Beginning of the last 2-3 months the growth in bond yields (ie, a decrease in their value) poses more questions about the possible reduction of the US stock market. Particularly relevant issue is the fall of the US market against the background of the European stock markets, which reflected a steady monthly demand (in the amount of 10-50 billion Euro) for European equities by non-residents.
Indeed, if we look at earnings growth of stocks (EPS) for the US S & P 500 index and European EU Stocks 600, it becomes clear that the profitability of European companies is restored while the growth of profitability of American companies has turned into a decline. We expect that this trend will continue for another 2-3 quarters: the same term for further drainage and even smoother, but strengthening of the dollar against other major currencies.
As corporations within the US stock S & P 500 index (ES) profit is expected to fall in annual terms for the first time since Q3 2012. One of the reasons for declining profit performance is a high proportion (46%) of external sales (outside the US) American companies. Against the background of dollar selling expensive goods abroad become more difficult.
Europe, it seems, is going to restore the gap in corporate profits from the US, which was formed since 2009. However, there is an important question. Due to what factors the euro zone will recover its position: by the further devaluation of the euro or by increasing consumer lending recovery? There is concern that further possible devaluation of the euro did not significantly help the export sector of the eurozone to increase its power and income as foreign demand for European goods is still weak. This is confirmed by the latest data from the monthly trade surplus eurozone that differ slightly in a positive way in comparison with 2013 and 2014.
Therefore, we would not have to make big bets on a further decline in the euro, as the main driver of the European economy, but more to rely on domestic demand. Positive signs in this direction is a maximum purchase of new cars in the 28 countries of the European Union for the 1st quarter of 2015, starting in 2011 and finding the index of consumer confidence in the euro zone at the maximum for the first time since the crisis began (in 2008). If the decline in the euro would not be accompanied by improvements in business sentiment, it loses its economic meaning. Also, there are positive trends from lending, namely exit from the purely negative to neutral (zero) area of credit growth in the euro area. Recent reporting data the European Central Bank was in February. I take the courage to assume that in April, an increase of loans in the euro area for the first time since 2008, it became positive.
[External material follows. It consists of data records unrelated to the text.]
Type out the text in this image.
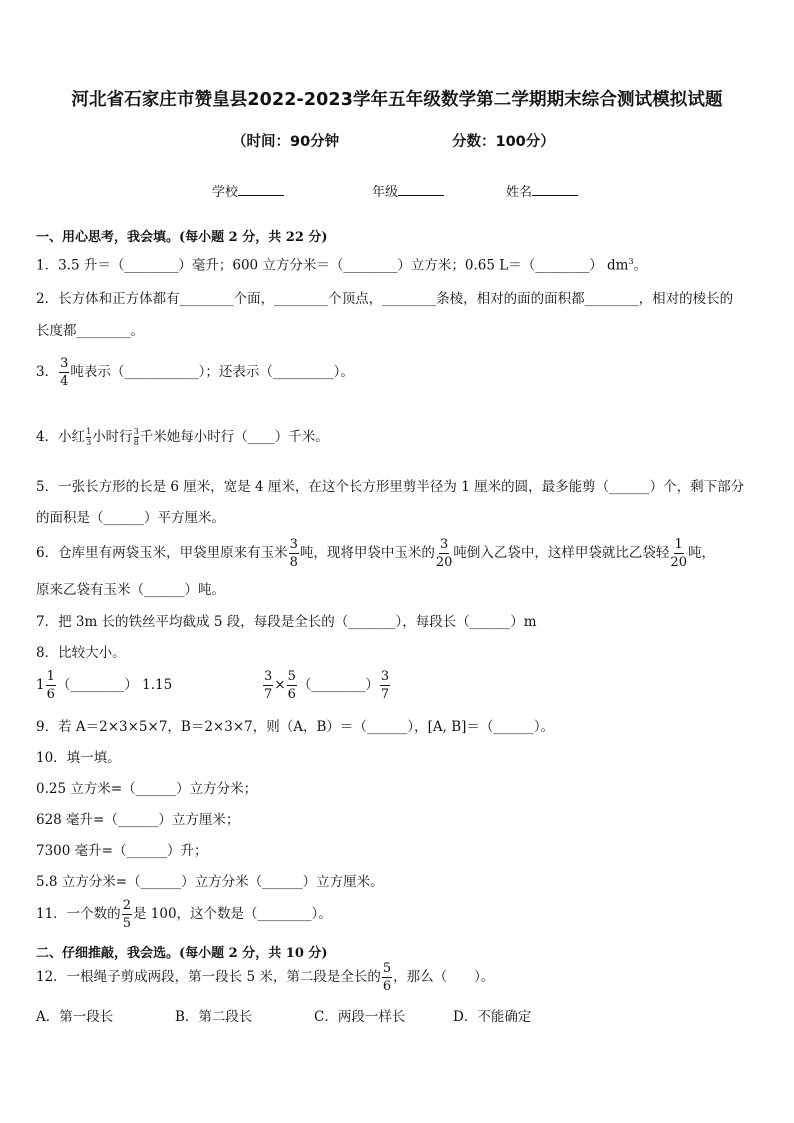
河北省石家庄市赞皇县2022-2023学年五年级数学第二学期期末综合测试模拟试题
（时间：90分钟	分数：100分）
学校	年级	姓名
一、用心思考，我会填。(每小题 2 分，共 22 分)
1．3.5 升＝（________）毫升；600 立方分米＝（________）立方米；0.65 L＝（________） $dm^3$。
2．长方体和正方体都有________个面，________个顶点，________条棱，相对的面的面积都________，相对的棱长的
长度都________。
3． $\frac{3}{4}$ 吨表示（___________）；还表示（_________）。
4．小红 $\frac{1}{3}$ 小时行 $\frac{3}{8}$ 千米她每小时行（____）千米。
5．一张长方形的长是 6 厘米，宽是 4 厘米，在这个长方形里剪半径为 1 厘米的圆，最多能剪（______）个，剩下部分
的面积是（______）平方厘米。
6．仓库里有两袋玉米，甲袋里原来有玉米 $\frac{3}{8}$ 吨，现将甲袋中玉米的 $\frac{3}{20}$ 吨倒入乙袋中，这样甲袋就比乙袋轻 $\frac{1}{20}$ 吨，
原来乙袋有玉米（______）吨。
7．把 3m 长的铁丝平均截成 5 段，每段是全长的（_______），每段长（______）m
8．比较大小。
$1 \frac{1}{6}$ （________） 1.15	$\frac{3}{7} \times \frac{5}{6}$ （________） $\frac{3}{7}$
9．若 A＝2×3×5×7，B＝2×3×7，则（A，B）＝（______），[A, B]＝（______）。
10．填一填。
0.25 立方米=（______）立方分米；
628 毫升=（______）立方厘米；
7300 毫升=（______）升；
5.8 立方分米=（______）立方分米（______）立方厘米。
11．一个数的 $\frac{2}{5}$ 是 100，这个数是（________）。
二、仔细推敲，我会选。(每小题 2 分，共 10 分)
12．一根绳子剪成两段，第一段长 5 米，第二段是全长的 $\frac{5}{6}$ ，那么（　　）。
A．第一段长	B．第二段长	C．两段一样长	D．不能确定
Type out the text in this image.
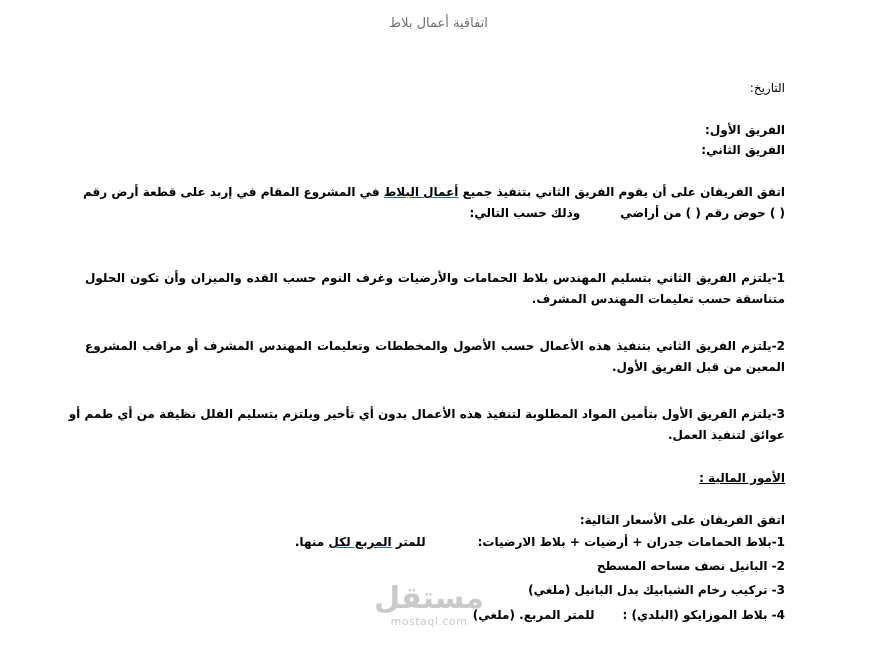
اتفاقية أعمال بلاط
التاريخ:
الفريق الأول:
الفريق الثاني:
اتفق الفريقان على أن يقوم الفريق الثاني بتنفيذ جميع أعمال البلاط في المشروع المقام في إربد على قطعة أرض رقم
( ) حوض رقم ( ) من أراضيوذلك حسب التالي:
1-يلتزم الفريق الثاني بتسليم المهندس بلاط الحمامات والأرضيات وغرف النوم حسب القده والميزان وأن تكون الحلول
متناسقة حسب تعليمات المهندس المشرف.
2-يلتزم الفريق الثاني بتنفيذ هذه الأعمال حسب الأصول والمخططات وتعليمات المهندس المشرف أو مراقب المشروع
المعين من قبل الفريق الأول.
3-يلتزم الفريق الأول بتأمين المواد المطلوبة لتنفيذ هذه الأعمال بدون أي تأخير ويلتزم بتسليم الفلل نظيفة من أي طمم أو
عوائق لتنفيذ العمل.
الأمور المالية :
اتفق الفريقان على الأسعار التالية:
1-بلاط الحمامات جدران + أرضيات + بلاط الارضيات:للمتر المربع لكل منها.
2- البانيل نصف مساحه المسطح
3- تركيب رخام الشبابيك بدل البانيل (ملغي)
4- بلاط الموزايكو (البلدي) :للمتر المربع. (ملغي)
مستقل
mostaql.com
However, the very fact of being a European index on their local maximum adds complexity to the process of selecting assets for shopping. In such circumstances, you need to look closely to individual sectors and stocks. The financial and telecommunications sectors are undervalued worldwide, including in Europe, compared to other market segments. Therefore, these shares are attractive to purchase before the end of 2015 against the backdrop of a possible acceleration of economic growth in Europe.